Carole Chabry , Soprano
Un sillon vers le ciel
Carole, c’est d’abord une belle présence, qui annonce une voix. Une grande voix.
Nous nous sommes rencontrées lors de la performance picturale de l’artiste plasticien Jean-Claude Bertrand, au Centre Culturel du Ministère des Finances de Bercy. Je me suis immédiatement sentie en famille d’âme avec cette jeune femme à la sensibilité visible jusque dans les silences. Quelques jours plus tard, sur la banquette d’un grand hôtel parisien, elle se prêtait avec la même générosité à cet entretien pour Saisons de Culture.
S de C : Chère Carole, bravo pour cette prestation vocale très en phase. J’ai senti le public réellement ému. Vous étiez-vous concentrée sur les œuvres disposées en écrin, avant votre intervention ?
C C: Mon attention était surtout fixée sur ce totem en plexiglass qui me faisait face, lequel, tel un chef de choeur, modulait mes sensations par ses nuances tout en transparence. L’ensemble qui m’entourait me troublait un peu par son éclectisme, mais ce n’est en aucun cas un reproche, j’ai seulement besoin de zones silencieuses, pour poser ma respiration.
S de C : Aviez-vous déjà travaillé en duo avec un peintre ?
C C: Non, c’était une première, mais j’entends bien réitérer l’expérience ! D’ailleurs, un projet se dessine à la Madeleine de Paris, avec le peintre Karls, en faveur des enfants malades du cancer, en juin prochain.
L’artiste lyrique nuance ses sons comme le peintre avec sa palette. Les émotions sont des couleurs qui ne peuvent que se rejoindre en une composition harmonique.
S de C : Est-il une couleur avec laquelle vous vous sentez à l’aise, plus qu’avec d’autres ?
C C: Le bleu pour apaiser et bien sûr, le rouge pour l’énergie. Mes notes les plus aigües correspondent selon ma définition chromatique à la couleur rouge.
S de C : Comment l’idée vous est venue d’associer votre voix au secteur industriel, vous qui êtes Premier Prix du Conservatoire National Supérieur de Musique et de Danse de Paris ?

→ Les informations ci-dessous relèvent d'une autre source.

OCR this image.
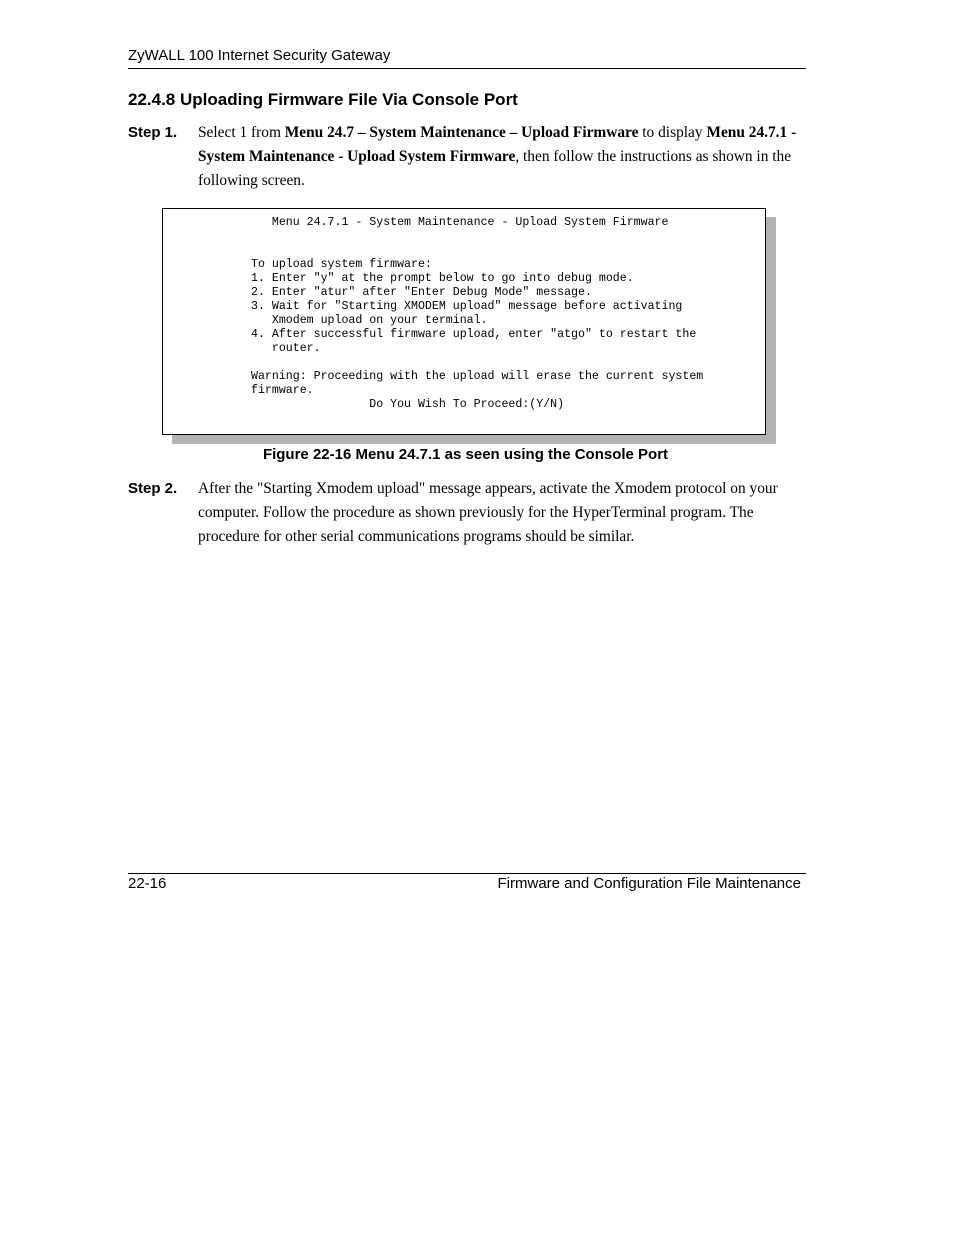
ZyWALL 100 Internet Security Gateway
22.4.8 Uploading Firmware File Via Console Port
Step 1. Select 1 from Menu 24.7 – System Maintenance – Upload Firmware to display Menu 24.7.1 - System Maintenance - Upload System Firmware, then follow the instructions as shown in the following screen.

Menu 24.7.1 - System Maintenance - Upload System Firmware

To upload system firmware:
1. Enter "y" at the prompt below to go into debug mode.
2. Enter "atur" after "Enter Debug Mode" message.
3. Wait for "Starting XMODEM upload" message before activating
Xmodem upload on your terminal.
4. After successful firmware upload, enter "atgo" to restart the
router.

Warning: Proceeding with the upload will erase the current system
firmware.
Do You Wish To Proceed:(Y/N)
Figure 22-16 Menu 24.7.1 as seen using the Console Port
Step 2. After the "Starting Xmodem upload" message appears, activate the Xmodem protocol on your computer. Follow the procedure as shown previously for the HyperTerminal program. The procedure for other serial communications programs should be similar.

22-16	Firmware and Configuration File Maintenance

C C: J’ai créé ma structure Espace vocal en 2004 – déjà dix ans- ! Le but étant de faire rayonner l’Opéra à tous les publics à travers des spectacles, conférences et Sons et Lumières. Et par ailleurs, de diffuser des cours d’art lyrique. Par la suite, j’ai été plébiscitée par de grandes entreprises afin de metre à leur services mes talents de compositrice en vue de leur créer une Identité Sonore qui fasse entendre leur image
S de C : Quelles sont vos références artistiques les plus impactantes ?
C C: Mon coup de coeur, Francis Poulenc – le Dialogue des Carmélites que j’ai moi-même interprété. Un modèle, Mirella Freni ! La gestion du souffle de Pavarotti…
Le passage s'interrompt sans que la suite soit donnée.